Created attachment 1695975 [details] test build Hi, please find attached a tar-ball with a test-build based on sssd-2.2.3-13. If there are still issues please attach new logs files. bye, Sumit
Sumit - LGTM. Thanks!
(In reply to Orion Poplawski from comment #23) > Sumit - LGTM. Thanks! Thanks for the feedback. bye, Sumit
Pushed PR: https://github.com/SSSD/sssd/pull/5196 * `master` * df632eec450791559a4a7644f241964397c10ff9 - ipa: add failover to subdomain override lookups * `sssd-1-16` * 510f154b02f2c059aeb0c1a28f3a5f83ceca662c - ipa: add failover to subdomain override lookups
FEDORA-2020-63a418c824 has been submitted as an update to Fedora 32. https://bodhi.fedoraproject.org/updates/FEDORA-2020-63a418c824
FEDORA-2020-63a418c824 has been pushed to the Fedora 32 testing repository.

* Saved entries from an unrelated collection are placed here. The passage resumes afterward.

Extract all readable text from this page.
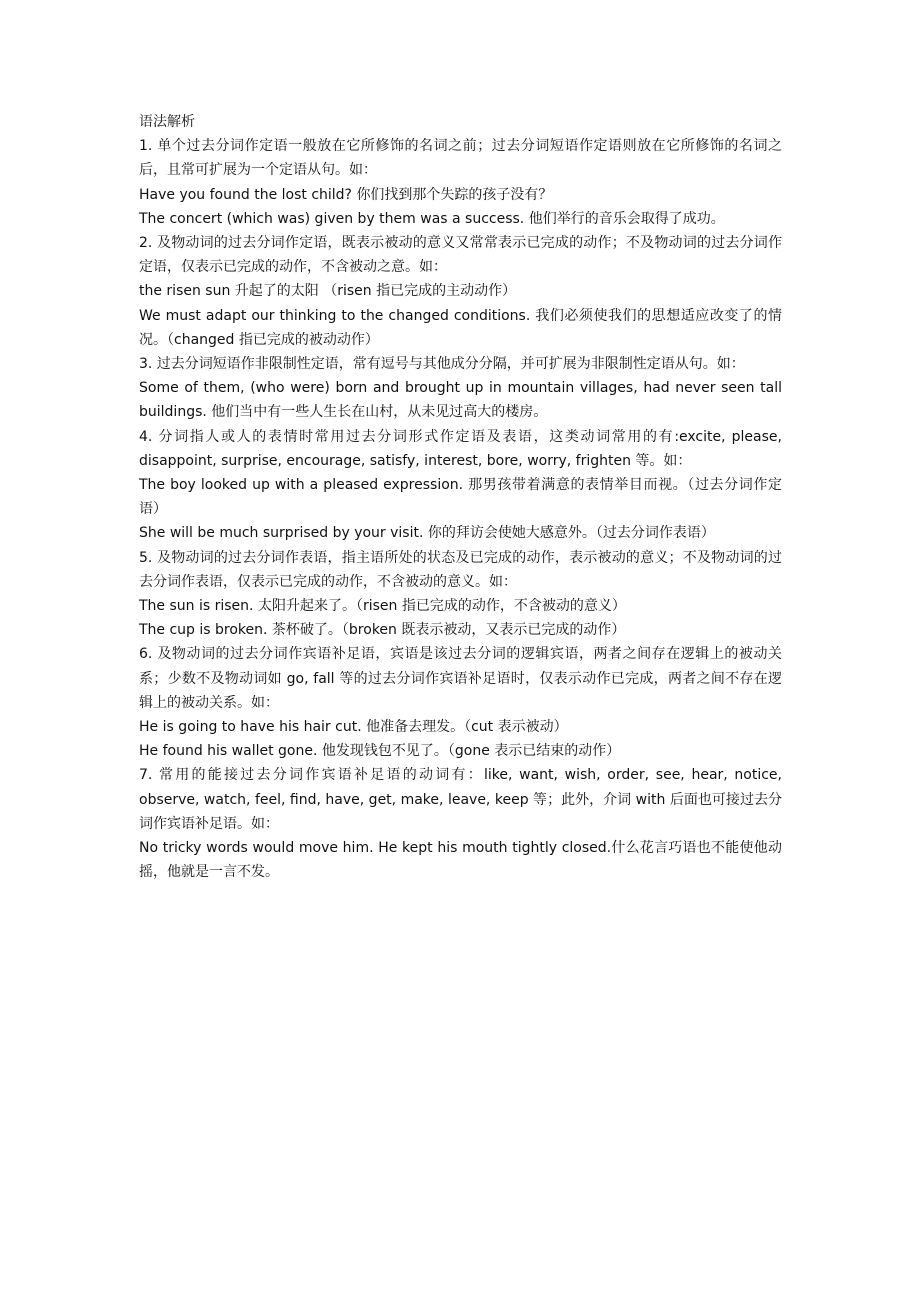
语法解析
1. 单个过去分词作定语一般放在它所修饰的名词之前；过去分词短语作定语则放在它所修饰的名词之后，且常可扩展为一个定语从句。如：
Have you found the lost child? 你们找到那个失踪的孩子没有？
The concert (which was) given by them was a success. 他们举行的音乐会取得了成功。
2. 及物动词的过去分词作定语，既表示被动的意义又常常表示已完成的动作；不及物动词的过去分词作定语，仅表示已完成的动作，不含被动之意。如：
the risen sun 升起了的太阳 （risen 指已完成的主动动作）
We must adapt our thinking to the changed conditions. 我们必须使我们的思想适应改变了的情况。（changed 指已完成的被动动作）
3. 过去分词短语作非限制性定语，常有逗号与其他成分分隔，并可扩展为非限制性定语从句。如：
Some of them, (who were) born and brought up in mountain villages, had never seen tall buildings. 他们当中有一些人生长在山村，从未见过高大的楼房。
4. 分词指人或人的表情时常用过去分词形式作定语及表语，这类动词常用的有:excite, please, disappoint, surprise, encourage, satisfy, interest, bore, worry, frighten 等。如：
The boy looked up with a pleased expression. 那男孩带着满意的表情举目而视。（过去分词作定语）
She will be much surprised by your visit. 你的拜访会使她大感意外。（过去分词作表语）
5. 及物动词的过去分词作表语，指主语所处的状态及已完成的动作，表示被动的意义；不及物动词的过去分词作表语，仅表示已完成的动作，不含被动的意义。如：
The sun is risen. 太阳升起来了。（risen 指已完成的动作，不含被动的意义）
The cup is broken. 茶杯破了。（broken 既表示被动，又表示已完成的动作）
6. 及物动词的过去分词作宾语补足语，宾语是该过去分词的逻辑宾语，两者之间存在逻辑上的被动关系；少数不及物动词如 go, fall 等的过去分词作宾语补足语时，仅表示动作已完成，两者之间不存在逻辑上的被动关系。如：
He is going to have his hair cut. 他准备去理发。（cut 表示被动）
He found his wallet gone. 他发现钱包不见了。（gone 表示已结束的动作）
7. 常用的能接过去分词作宾语补足语的动词有：like, want, wish, order, see, hear, notice, observe, watch, feel, find, have, get, make, leave, keep 等；此外，介词 with 后面也可接过去分词作宾语补足语。如：
No tricky words would move him. He kept his mouth tightly closed.什么花言巧语也不能使他动摇，他就是一言不发。
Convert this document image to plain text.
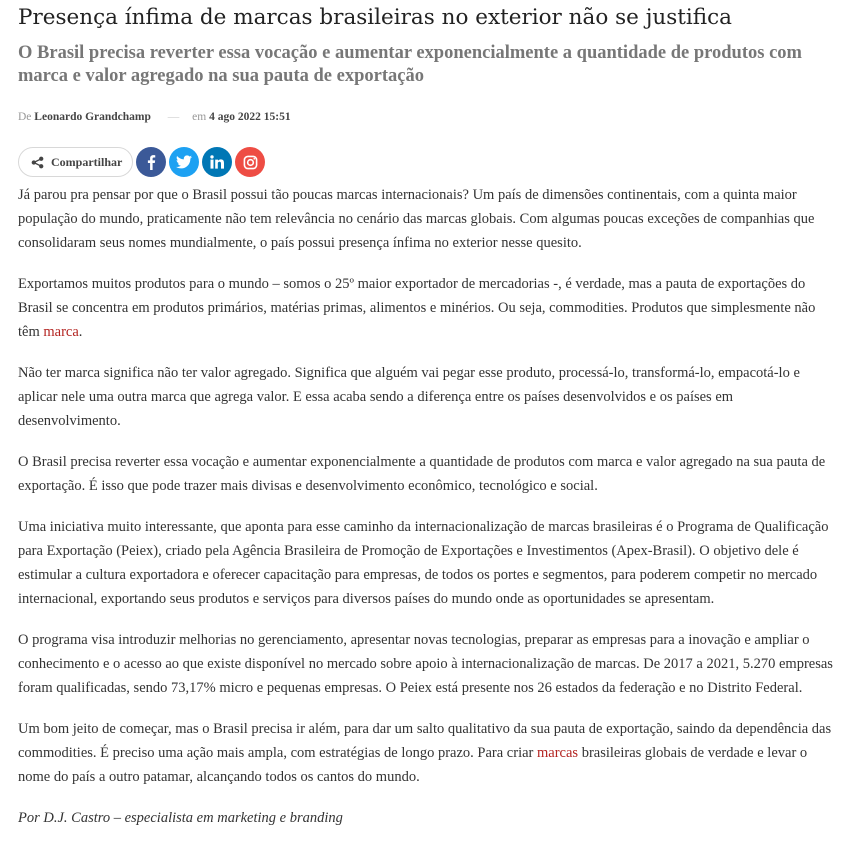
Presença ínfima de marcas brasileiras no exterior não se justifica
O Brasil precisa reverter essa vocação e aumentar exponencialmente a quantidade de produtos com marca e valor agregado na sua pauta de exportação
De Leonardo Grandchamp — em 4 ago 2022 15:51
Compartilhar

Já parou pra pensar por que o Brasil possui tão poucas marcas internacionais? Um país de dimensões continentais, com a quinta maior população do mundo, praticamente não tem relevância no cenário das marcas globais. Com algumas poucas exceções de companhias que consolidaram seus nomes mundialmente, o país possui presença ínfima no exterior nesse quesito.

Exportamos muitos produtos para o mundo – somos o 25º maior exportador de mercadorias -, é verdade, mas a pauta de exportações do Brasil se concentra em produtos primários, matérias primas, alimentos e minérios. Ou seja, commodities. Produtos que simplesmente não têm marca.

Não ter marca significa não ter valor agregado. Significa que alguém vai pegar esse produto, processá-lo, transformá-lo, empacotá-lo e aplicar nele uma outra marca que agrega valor. E essa acaba sendo a diferença entre os países desenvolvidos e os países em desenvolvimento.

O Brasil precisa reverter essa vocação e aumentar exponencialmente a quantidade de produtos com marca e valor agregado na sua pauta de exportação. É isso que pode trazer mais divisas e desenvolvimento econômico, tecnológico e social.

Uma iniciativa muito interessante, que aponta para esse caminho da internacionalização de marcas brasileiras é o Programa de Qualificação para Exportação (Peiex), criado pela Agência Brasileira de Promoção de Exportações e Investimentos (Apex-Brasil). O objetivo dele é estimular a cultura exportadora e oferecer capacitação para empresas, de todos os portes e segmentos, para poderem competir no mercado internacional, exportando seus produtos e serviços para diversos países do mundo onde as oportunidades se apresentam.

O programa visa introduzir melhorias no gerenciamento, apresentar novas tecnologias, preparar as empresas para a inovação e ampliar o conhecimento e o acesso ao que existe disponível no mercado sobre apoio à internacionalização de marcas. De 2017 a 2021, 5.270 empresas foram qualificadas, sendo 73,17% micro e pequenas empresas. O Peiex está presente nos 26 estados da federação e no Distrito Federal.

Um bom jeito de começar, mas o Brasil precisa ir além, para dar um salto qualitativo da sua pauta de exportação, saindo da dependência das commodities. É preciso uma ação mais ampla, com estratégias de longo prazo. Para criar marcas brasileiras globais de verdade e levar o nome do país a outro patamar, alcançando todos os cantos do mundo.

Por D.J. Castro – especialista em marketing e branding
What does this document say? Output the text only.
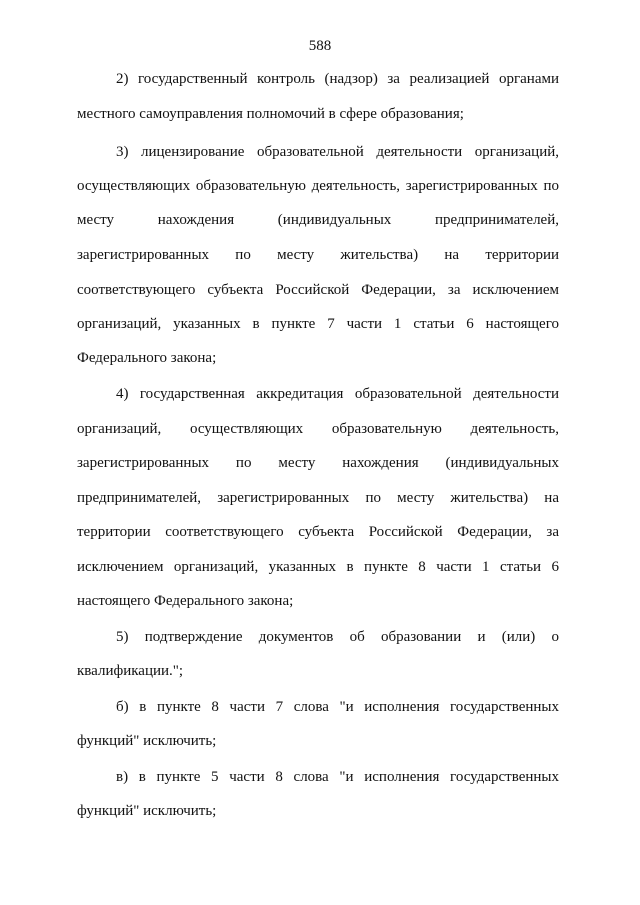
588
2) государственный контроль (надзор) за реализацией органами
местного самоуправления полномочий в сфере образования;
3) лицензирование образовательной деятельности организаций,
осуществляющих образовательную деятельность, зарегистрированных по
месту нахождения (индивидуальных предпринимателей,
зарегистрированных по месту жительства) на территории
соответствующего субъекта Российской Федерации, за исключением
организаций, указанных в пункте 7 части 1 статьи 6 настоящего
Федерального закона;
4) государственная аккредитация образовательной деятельности
организаций, осуществляющих образовательную деятельность,
зарегистрированных по месту нахождения (индивидуальных
предпринимателей, зарегистрированных по месту жительства) на
территории соответствующего субъекта Российской Федерации, за
исключением организаций, указанных в пункте 8 части 1 статьи 6
настоящего Федерального закона;
5) подтверждение документов об образовании и (или) о
квалификации.";
б) в пункте 8 части 7 слова "и исполнения государственных
функций" исключить;
в) в пункте 5 части 8 слова "и исполнения государственных
функций" исключить;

In short time you'll be able to install the update with the following command: `sudo dnf upgrade --enablerepo=updates-testing --advisory=FEDORA-2020-63a418c824` You can provide feedback for this update here: https://bodhi.fedoraproject.org/updates/FEDORA-2020-63a418c824 See also https://fedoraproject.org/wiki/QA:Updates_Testing for more information on how to test updates.
FEDORA-2020-63a418c824 has been pushed to the Fedora 32 stable repository. If problem still persists, please make note of it in this bug report.